Although I’ve never seen Jessi Klein’s stand-up comedy, nor have I watched Inside Amy Schumer, a show for which Klein won an Emmy as lead writer, I am familiar with her work on the Netflix show Big Mouth. Klein provides the voice for 6th grade girl “Jessi,” who is basically Klein.
Klein shines as a funny writer, and in her memoir, You’ll Grow Out of It, the evidence is on the page. Each essay takes on a different topic, such as how women have been forced to love baths because there is no where else for them to retreat, or what it’s like to coerce your boyfriend into engagement. She writes about the lululemon-wearing rich white ladies who go to a spa. Klein becomes one of these women, finding herself paying $200 for an hour-long one-one-one session with a guy who repeatedly tells her to breathe in for four seconds and out for four seconds.
The writing is over-the-top for the sake of humor. You find yourself laughing that Klein describes her experience trying on a thong that made her look “like a groundhog wearing a tiny belt” only to discover she is quite pretty when you Google her. Biscuit and I read this book together, and we both realized that Googling the author’s image sort of ruined all the essays that made Klein seem like one of us. Before that, in an essay titled “Poodle vs. Wolf,” we highly related to the author. A poodle is a woman who looks flawlessly feminine , like Kiera Knightley. A wolf is a woman who puts a lot of work into it, like Sandra Bullock. Poodles, she writes, “Wear matching bras and underwear.” Wolves, on the other hand, “sweat a lot” and “usually own two bras total.”
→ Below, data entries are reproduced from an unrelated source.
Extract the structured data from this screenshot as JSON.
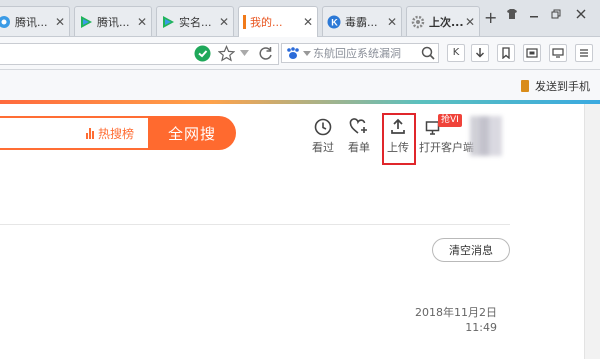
{
  "tabs": [
    {
      "title": "腾讯...",
      "icon": "qq-video-icon"
    },
    {
      "title": "腾讯...",
      "icon": "tencent-video-icon"
    },
    {
      "title": "实名...",
      "icon": "tencent-video-icon"
    },
    {
      "title": "我的...",
      "icon": "orange-bar-icon"
    },
    {
      "title": "毒霸...",
      "icon": "kingsoft-k-icon"
    },
    {
      "title": "上次...",
      "icon": "gear-icon"
    }
  ],
  "tab_close": "✕",
  "newtab_label": "+",
  "toolbar": {
    "search_placeholder": "东航回应系统漏洞",
    "btn_k": "K",
    "btn_down": "↓",
    "btn_bookmark": "⎘"
  },
  "bar2": {
    "send_to_phone": "发送到手机"
  },
  "page": {
    "hot_label": "热搜榜",
    "search_button": "全网搜",
    "header_icons": [
      {
        "label": "看过",
        "icon": "clock-icon"
      },
      {
        "label": "看单",
        "icon": "heart-plus-icon"
      },
      {
        "label": "上传",
        "icon": "upload-icon"
      },
      {
        "label": "打开客户端",
        "icon": "monitor-icon"
      }
    ],
    "vip_badge": "抢VI",
    "clear_messages": "清空消息",
    "message_date": "2018年11月2日",
    "message_time": "11:49"
  },
  "colors": {
    "accent": "#ff6a2f",
    "highlight": "#e0262b"
  }
}
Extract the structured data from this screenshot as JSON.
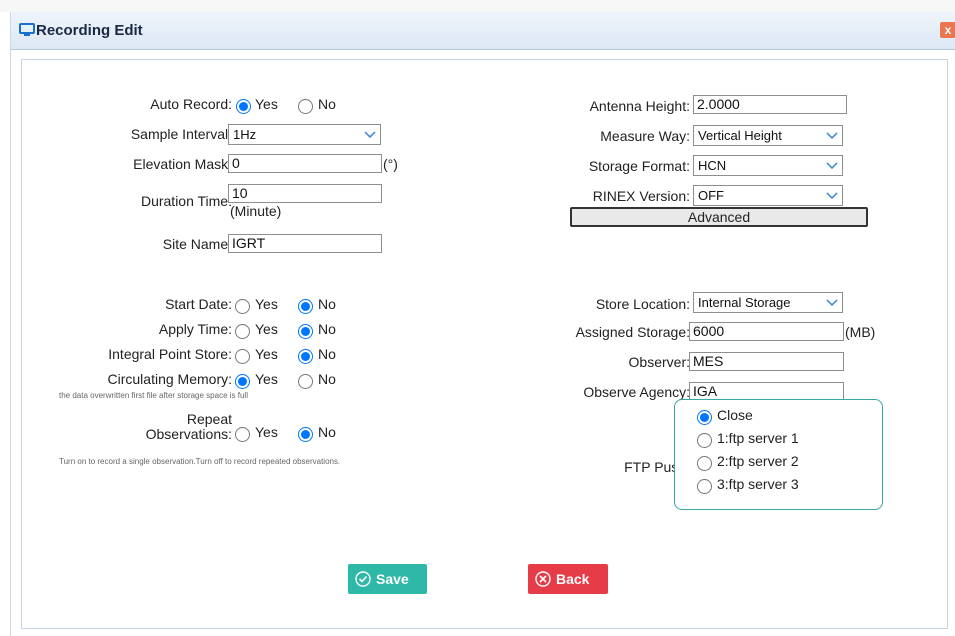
{
  "dialog": {
    "title": "Recording Edit",
    "close_label": "x"
  },
  "left": {
    "auto_record": {
      "label": "Auto Record:",
      "yes": "Yes",
      "no": "No",
      "selected": "Yes"
    },
    "sample_interval": {
      "label": "Sample Interval:",
      "value": "1Hz"
    },
    "elevation_mask": {
      "label": "Elevation Mask:",
      "value": "0",
      "unit": "(°)"
    },
    "duration_time": {
      "label": "Duration Time:",
      "value": "10",
      "unit": "(Minute)"
    },
    "site_name": {
      "label": "Site Name:",
      "value": "IGRT"
    },
    "start_date": {
      "label": "Start Date:",
      "yes": "Yes",
      "no": "No",
      "selected": "No"
    },
    "apply_time": {
      "label": "Apply Time:",
      "yes": "Yes",
      "no": "No",
      "selected": "No"
    },
    "integral_point_store": {
      "label": "Integral Point Store:",
      "yes": "Yes",
      "no": "No",
      "selected": "No"
    },
    "circulating_memory": {
      "label": "Circulating Memory:",
      "yes": "Yes",
      "no": "No",
      "selected": "Yes",
      "note": "the data overwritten first file after storage space is full"
    },
    "repeat_observations": {
      "label_line1": "Repeat",
      "label_line2": "Observations:",
      "yes": "Yes",
      "no": "No",
      "selected": "No",
      "note": "Turn on to record a single observation.Turn off to record repeated observations."
    }
  },
  "right": {
    "antenna_height": {
      "label": "Antenna Height:",
      "value": "2.0000"
    },
    "measure_way": {
      "label": "Measure Way:",
      "value": "Vertical Height"
    },
    "storage_format": {
      "label": "Storage Format:",
      "value": "HCN"
    },
    "rinex_version": {
      "label": "RINEX Version:",
      "value": "OFF"
    },
    "advanced_label": "Advanced",
    "store_location": {
      "label": "Store Location:",
      "value": "Internal Storage"
    },
    "assigned_storage": {
      "label": "Assigned Storage:",
      "value": "6000",
      "unit": "(MB)"
    },
    "observer": {
      "label": "Observer:",
      "value": "MES"
    },
    "observe_agency": {
      "label": "Observe Agency:",
      "value": "IGA"
    },
    "ftp_push": {
      "label": "FTP Push:",
      "options": [
        "Close",
        "1:ftp server 1",
        "2:ftp server 2",
        "3:ftp server 3"
      ],
      "selected": "Close"
    }
  },
  "buttons": {
    "save": "Save",
    "back": "Back"
  },
  "colors": {
    "save": "#2eb8a8",
    "back": "#e53c48",
    "radio_on": "#0075ff",
    "ftp_border": "#3aa7a7"
  }
}
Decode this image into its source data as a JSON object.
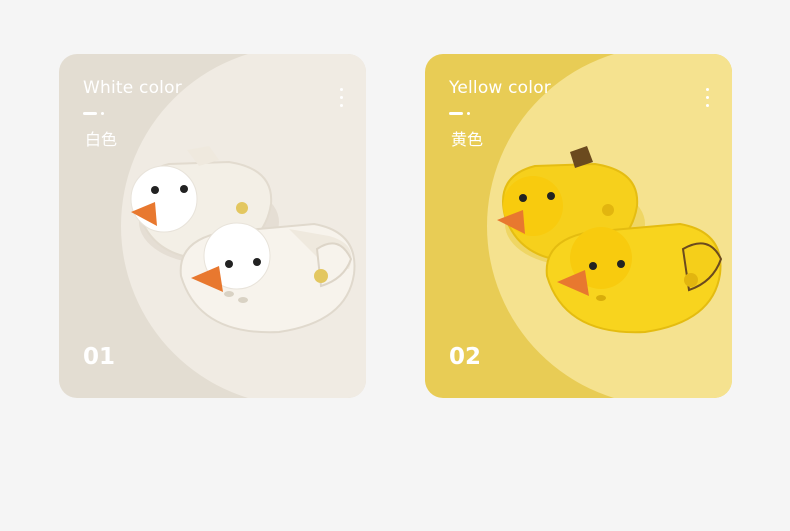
{
  "cards": [
    {
      "title": "White color",
      "subtitle": "白色",
      "number": "01",
      "variant": "white"
    },
    {
      "title": "Yellow color",
      "subtitle": "黄色",
      "number": "02",
      "variant": "yellow"
    }
  ],
  "colors": {
    "white_card_bg": "#e3ddd2",
    "white_circle": "#f0ebe3",
    "yellow_card_bg": "#e8cc55",
    "yellow_circle": "#f5e28f",
    "beak": "#e8782f",
    "white_shoe": "#f3efe6",
    "yellow_shoe": "#f5cf1a"
  },
  "icons": [
    "more-dots-icon",
    "duck-slipper-illustration"
  ]
}
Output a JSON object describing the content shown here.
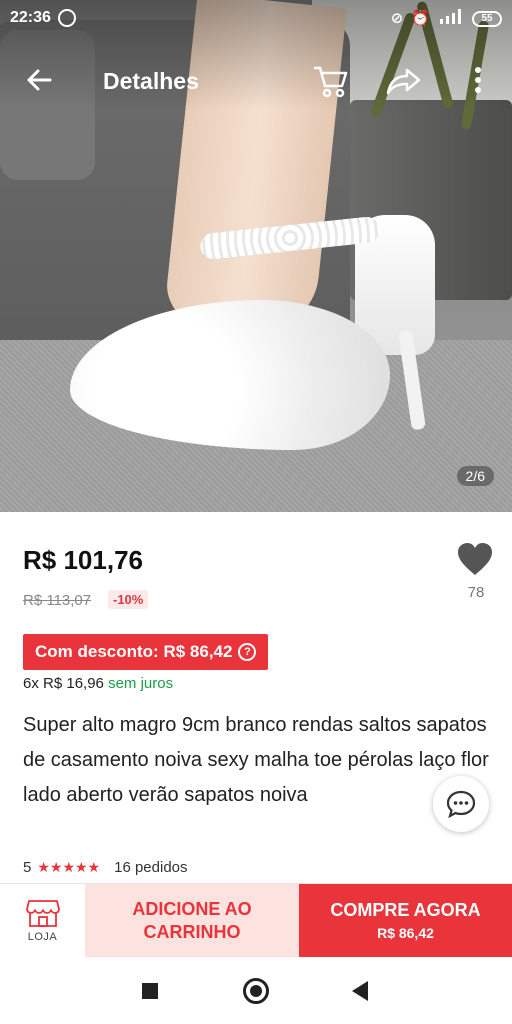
{
  "status_bar": {
    "time": "22:36",
    "battery": "55"
  },
  "app_bar": {
    "title": "Detalhes"
  },
  "gallery": {
    "counter": "2/6"
  },
  "product": {
    "price": "R$ 101,76",
    "original_price": "R$ 113,07",
    "discount": "-10%",
    "favorites_count": "78",
    "coupon_label": "Com desconto: R$ 86,42",
    "installments_prefix": "6x R$ 16,96",
    "installments_suffix": "sem juros",
    "title": "Super alto magro 9cm branco rendas saltos sapatos de casamento noiva sexy malha toe pérolas laço flor lado aberto verão sapatos noiva",
    "rating": "5",
    "stars": "★★★★★",
    "orders": "16 pedidos"
  },
  "actions": {
    "store_label": "LOJA",
    "add_to_cart": "ADICIONE AO CARRINHO",
    "buy_now": "COMPRE AGORA",
    "buy_now_price": "R$ 86,42"
  },
  "colors": {
    "accent": "#e8343a",
    "accent_light": "#fde3e0",
    "success": "#18a048"
  }
}
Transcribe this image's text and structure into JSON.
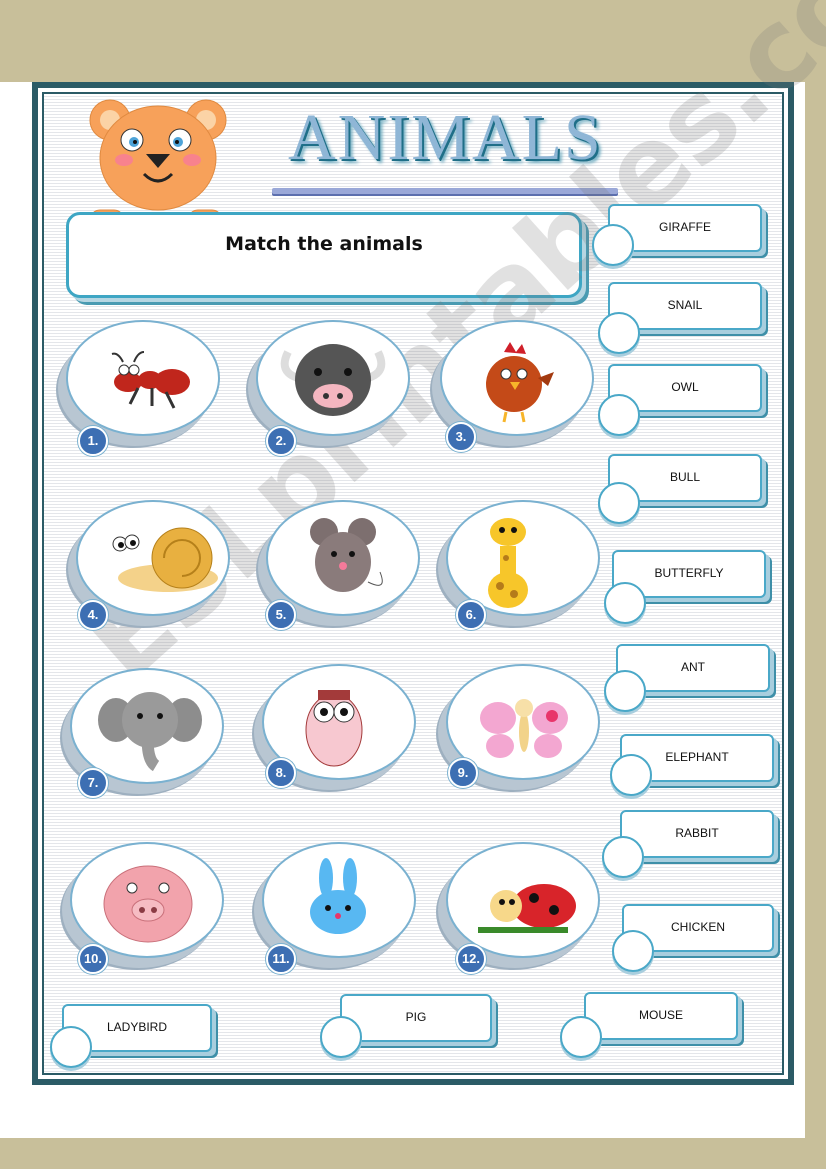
{
  "title": "ANIMALS",
  "instruction": "Match the animals",
  "numbers": [
    "1.",
    "2.",
    "3.",
    "4.",
    "5.",
    "6.",
    "7.",
    "8.",
    "9.",
    "10.",
    "11.",
    "12."
  ],
  "word_bank": [
    "GIRAFFE",
    "SNAIL",
    "OWL",
    "BULL",
    "BUTTERFLY",
    "ANT",
    "ELEPHANT",
    "RABBIT",
    "CHICKEN",
    "LADYBIRD",
    "PIG",
    "MOUSE"
  ],
  "watermark": "ESLprintables.com",
  "pictures": [
    "ant-icon",
    "bull-icon",
    "chicken-icon",
    "snail-icon",
    "mouse-icon",
    "giraffe-icon",
    "elephant-icon",
    "owl-icon",
    "butterfly-icon",
    "pig-icon",
    "rabbit-icon",
    "ladybird-icon"
  ],
  "colors": {
    "frame": "#2b5b66",
    "accent": "#4aa8c8",
    "number_badge": "#3d6fb3"
  }
}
One thing that irked me throughout You’ll Grow Out of It was Klein’s obsession with being a “real woman” or “feeling like a woman.” Her examples and language stick out in 2021 when readers are thinking more about transwomen and gender non-conforming people. For reference, the memoir was published in 2016. At one point I believe she even wrote that she thought having a vagina would make her a woman, but I can’t find the quote because I didn’t sticky-note it.
While Biscuit said she didn’t think about how Klein’s book is trans-exclusionary in the way it defines women, she did notice that the author’s obsession with being a “real” woman is tiresome, as if women present themselves the same way, or have ideal characteristics. How exhausting, we both agreed, to be so obsessed with gender, when what Klein really seems to be saying is she wants to be photo-perfect. Even poodle women say dumb things and fart on the couch, Jessi Klein!